En reprenant les hypothèses proposées dans l’essai La solitude est impossible (parties 1 et 2 : la solitude est impossible, tout n’existe que pour annuler la solitude), l’Univers ne serait qu’une entité seule et sans propriétés initiales qui, ne pouvant ontologiquement pas rester seule s’autoengendrerait en permanence dans la propre constitution interne du réseau de relation d’objets qui annulerait sa solitude. Ce réseau de liens manifesterait des propriétés physiques et spatiales de l’Univers (quelles que soient ces propriétés), l’irrévocabilité du mouvement générerait le temps et sa linéarité.
L’Univers trouverait dans le temps, par cet inéluctable processus d’autoengendrement, la source de son existence, il proviendrait d’un moment extrêmement chaud et simple et s’étalerait vers un état froid, plus stable, après avoir envisagé toutes les configurations complexes possibles (voir La solitude est impossible, §2.4.18 Entropie).
Nous pouvons aussi le résumer ainsi : nous regardons le monde et ce que nous voyons dans l’instant ne serait que l’interface entre le non-existant que nous appelons passé et futur, qui ne prendrait provisoirement forme que par l’écoulement dissipatif.
Ou encore : le gradient assurant le permanent déséquilibre thermodynamique de l’Univers serait à trouver entre hier et demain, le réel de la dissipation étant l’instant généré à cette interface, qui se ferait matrice des objets et du temps.

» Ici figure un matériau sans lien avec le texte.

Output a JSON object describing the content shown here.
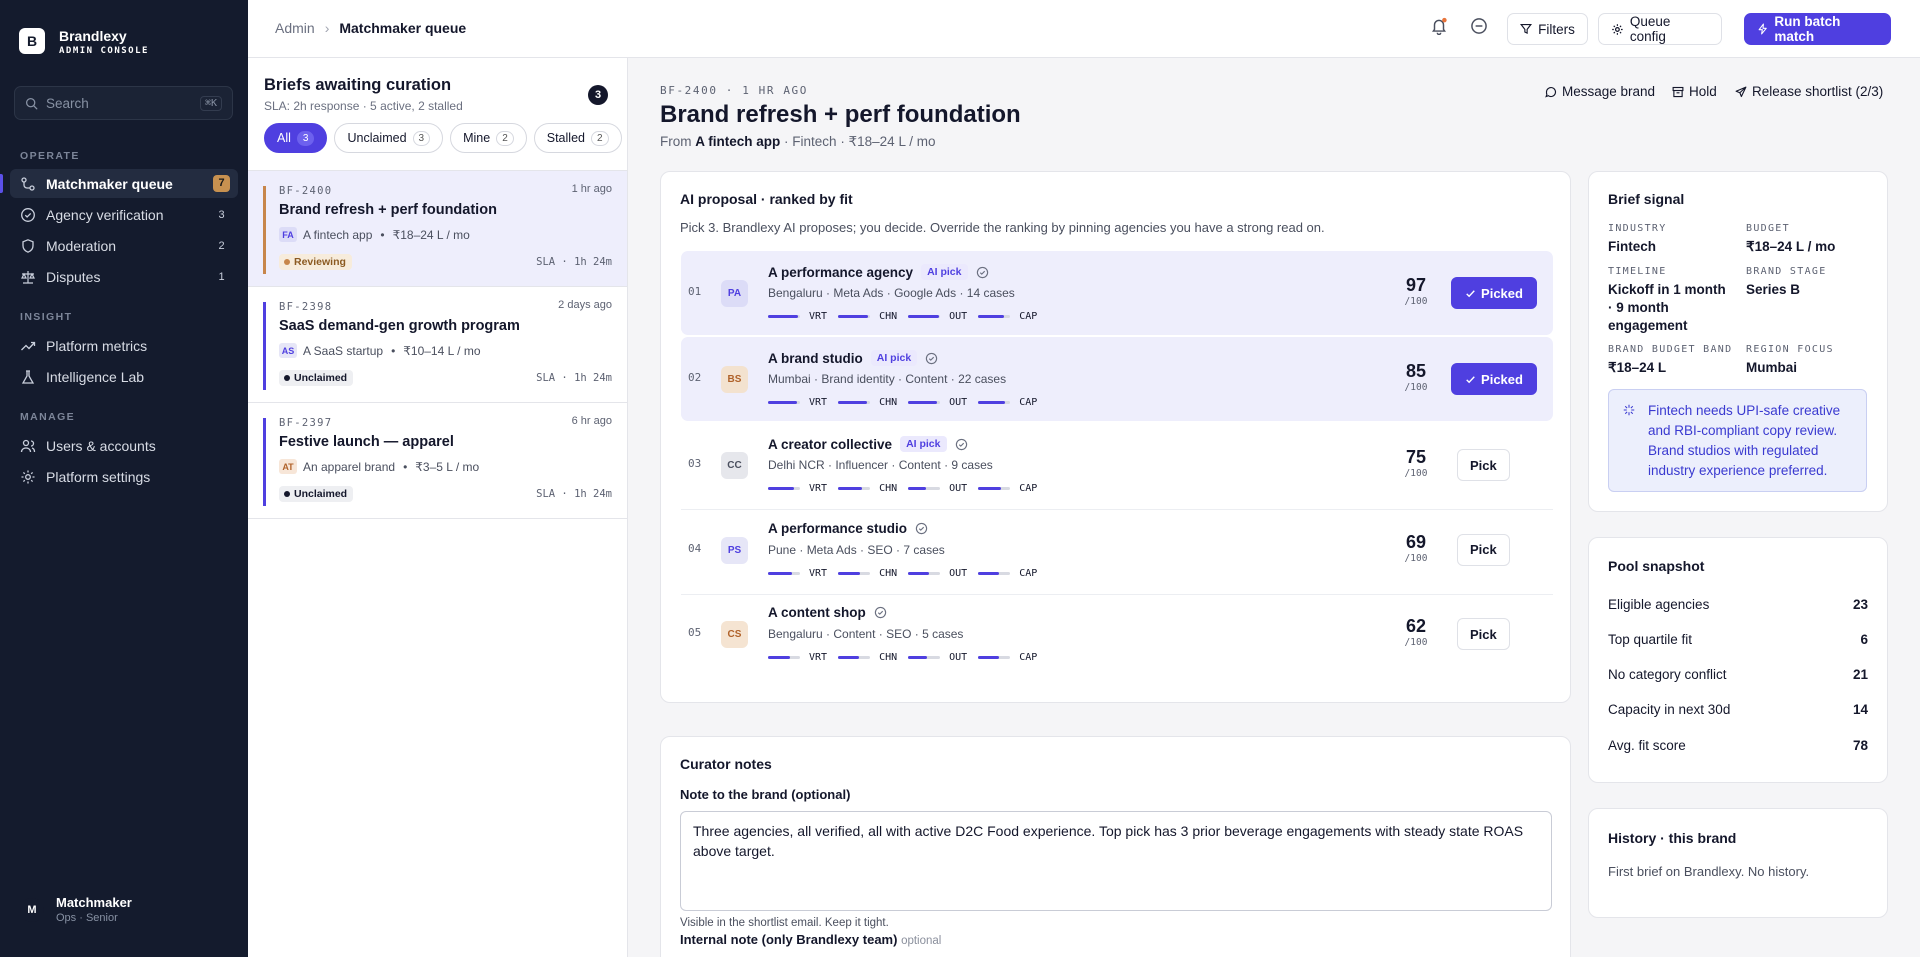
{
  "sidebar": {
    "brand_name": "Brandlexy",
    "brand_sub": "ADMIN CONSOLE",
    "logo_letter": "B",
    "search_placeholder": "Search",
    "search_shortcut": "⌘K",
    "sections": {
      "operate": "OPERATE",
      "insight": "INSIGHT",
      "manage": "MANAGE"
    },
    "operate_items": [
      {
        "label": "Matchmaker queue",
        "count": "7",
        "icon": "matchmaker-icon"
      },
      {
        "label": "Agency verification",
        "count": "3",
        "icon": "check-circle-icon"
      },
      {
        "label": "Moderation",
        "count": "2",
        "icon": "shield-icon"
      },
      {
        "label": "Disputes",
        "count": "1",
        "icon": "scale-icon"
      }
    ],
    "insight_items": [
      {
        "label": "Platform metrics",
        "icon": "trend-icon"
      },
      {
        "label": "Intelligence Lab",
        "icon": "flask-icon"
      }
    ],
    "manage_items": [
      {
        "label": "Users & accounts",
        "icon": "users-icon"
      },
      {
        "label": "Platform settings",
        "icon": "gear-icon"
      }
    ],
    "user": {
      "initial": "M",
      "name": "Matchmaker",
      "role": "Ops · Senior"
    }
  },
  "topbar": {
    "crumb_root": "Admin",
    "crumb_current": "Matchmaker queue",
    "filters": "Filters",
    "queue_config": "Queue config",
    "run_batch": "Run batch match"
  },
  "briefs": {
    "title": "Briefs awaiting curation",
    "sla": "SLA: 2h response · 5 active, 2 stalled",
    "count": "3",
    "filters": [
      {
        "label": "All",
        "count": "3"
      },
      {
        "label": "Unclaimed",
        "count": "3"
      },
      {
        "label": "Mine",
        "count": "2"
      },
      {
        "label": "Stalled",
        "count": "2"
      }
    ],
    "items": [
      {
        "id": "BF-2400",
        "ago": "1 hr ago",
        "title": "Brand refresh + perf foundation",
        "initials": "FA",
        "client": "A fintech app",
        "budget": "₹18–24 L / mo",
        "status": "Reviewing",
        "sla": "SLA · 1h 24m"
      },
      {
        "id": "BF-2398",
        "ago": "2 days ago",
        "title": "SaaS demand-gen growth program",
        "initials": "AS",
        "client": "A SaaS startup",
        "budget": "₹10–14 L / mo",
        "status": "Unclaimed",
        "sla": "SLA · 1h 24m"
      },
      {
        "id": "BF-2397",
        "ago": "6 hr ago",
        "title": "Festive launch — apparel",
        "initials": "AT",
        "client": "An apparel brand",
        "budget": "₹3–5 L / mo",
        "status": "Unclaimed",
        "sla": "SLA · 1h 24m"
      }
    ]
  },
  "detail": {
    "id_line": "BF-2400 · 1 HR AGO",
    "title": "Brand refresh + perf foundation",
    "from_prefix": "From",
    "from_client": "A fintech app",
    "from_rest": "· Fintech · ₹18–24 L / mo",
    "actions": {
      "message": "Message brand",
      "hold": "Hold",
      "release": "Release shortlist (2/3)"
    }
  },
  "ai": {
    "title": "AI proposal · ranked by fit",
    "subtitle": "Pick 3. Brandlexy AI proposes; you decide. Override the ranking by pinning agencies you have a strong read on.",
    "bar_labels": [
      "VRT",
      "CHN",
      "OUT",
      "CAP"
    ],
    "score_denominator": "/100",
    "ai_pick_label": "AI pick",
    "agencies": [
      {
        "rank": "01",
        "initials": "PA",
        "name": "A performance agency",
        "ai_pick": true,
        "sub": "Bengaluru · Meta Ads · Google Ads · 14 cases",
        "score": "97",
        "bars": [
          0.95,
          0.95,
          0.95,
          0.8
        ],
        "action": "Picked",
        "picked": true
      },
      {
        "rank": "02",
        "initials": "BS",
        "name": "A brand studio",
        "ai_pick": true,
        "sub": "Mumbai · Brand identity · Content · 22 cases",
        "score": "85",
        "bars": [
          0.9,
          0.9,
          0.9,
          0.85
        ],
        "action": "Picked",
        "picked": true
      },
      {
        "rank": "03",
        "initials": "CC",
        "name": "A creator collective",
        "ai_pick": true,
        "sub": "Delhi NCR · Influencer · Content · 9 cases",
        "score": "75",
        "bars": [
          0.8,
          0.75,
          0.55,
          0.7
        ],
        "action": "Pick",
        "picked": false
      },
      {
        "rank": "04",
        "initials": "PS",
        "name": "A performance studio",
        "ai_pick": false,
        "sub": "Pune · Meta Ads · SEO · 7 cases",
        "score": "69",
        "bars": [
          0.75,
          0.7,
          0.65,
          0.65
        ],
        "action": "Pick",
        "picked": false
      },
      {
        "rank": "05",
        "initials": "CS",
        "name": "A content shop",
        "ai_pick": false,
        "sub": "Bengaluru · Content · SEO · 5 cases",
        "score": "62",
        "bars": [
          0.7,
          0.65,
          0.6,
          0.65
        ],
        "action": "Pick",
        "picked": false
      }
    ]
  },
  "signal": {
    "title": "Brief signal",
    "fields": [
      {
        "k": "INDUSTRY",
        "v": "Fintech"
      },
      {
        "k": "BUDGET",
        "v": "₹18–24 L / mo"
      },
      {
        "k": "TIMELINE",
        "v": "Kickoff in 1 month · 9 month engagement"
      },
      {
        "k": "BRAND STAGE",
        "v": "Series B"
      },
      {
        "k": "BRAND BUDGET BAND",
        "v": "₹18–24 L"
      },
      {
        "k": "REGION FOCUS",
        "v": "Mumbai"
      }
    ],
    "note": "Fintech needs UPI-safe creative and RBI-compliant copy review. Brand studios with regulated industry experience preferred."
  },
  "pool": {
    "title": "Pool snapshot",
    "rows": [
      {
        "k": "Eligible agencies",
        "v": "23"
      },
      {
        "k": "Top quartile fit",
        "v": "6"
      },
      {
        "k": "No category conflict",
        "v": "21"
      },
      {
        "k": "Capacity in next 30d",
        "v": "14"
      },
      {
        "k": "Avg. fit score",
        "v": "78"
      }
    ]
  },
  "history": {
    "title": "History · this brand",
    "text": "First brief on Brandlexy. No history."
  },
  "notes": {
    "title": "Curator notes",
    "brand_label": "Note to the brand (optional)",
    "brand_value": "Three agencies, all verified, all with active D2C Food experience. Top pick has 3 prior beverage engagements with steady state ROAS above target.",
    "hint": "Visible in the shortlist email. Keep it tight.",
    "internal_label": "Internal note (only Brandlexy team)",
    "internal_optional": "optional"
  },
  "colors": {
    "accent": "#4f3fe0",
    "sidebar": "#141b2d",
    "selected_brief_bar": "#c7864b"
  }
}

L’Univers serait à la fois ouvert – son expansion se poursuivrait indéfiniment et il deviendrait de plus en plus froid et de moins en moins dense – et fermé – il serait autosuffisant pour assurer indéfiniment son expansion, il n’y aurait rien en-dehors de lui – et toute sa géométrie ne se dessinerait qu’à l’interface entre son passé et son futur.
L’Univers n’aurait intrinsèquement aucune propriété prédéfinie ni de temps ni d’espace, celles-ci n’émergeraient que par le glissement, l’Univers serait fermé et sa seule ouverture serait de se consommer lui-même à l’infini.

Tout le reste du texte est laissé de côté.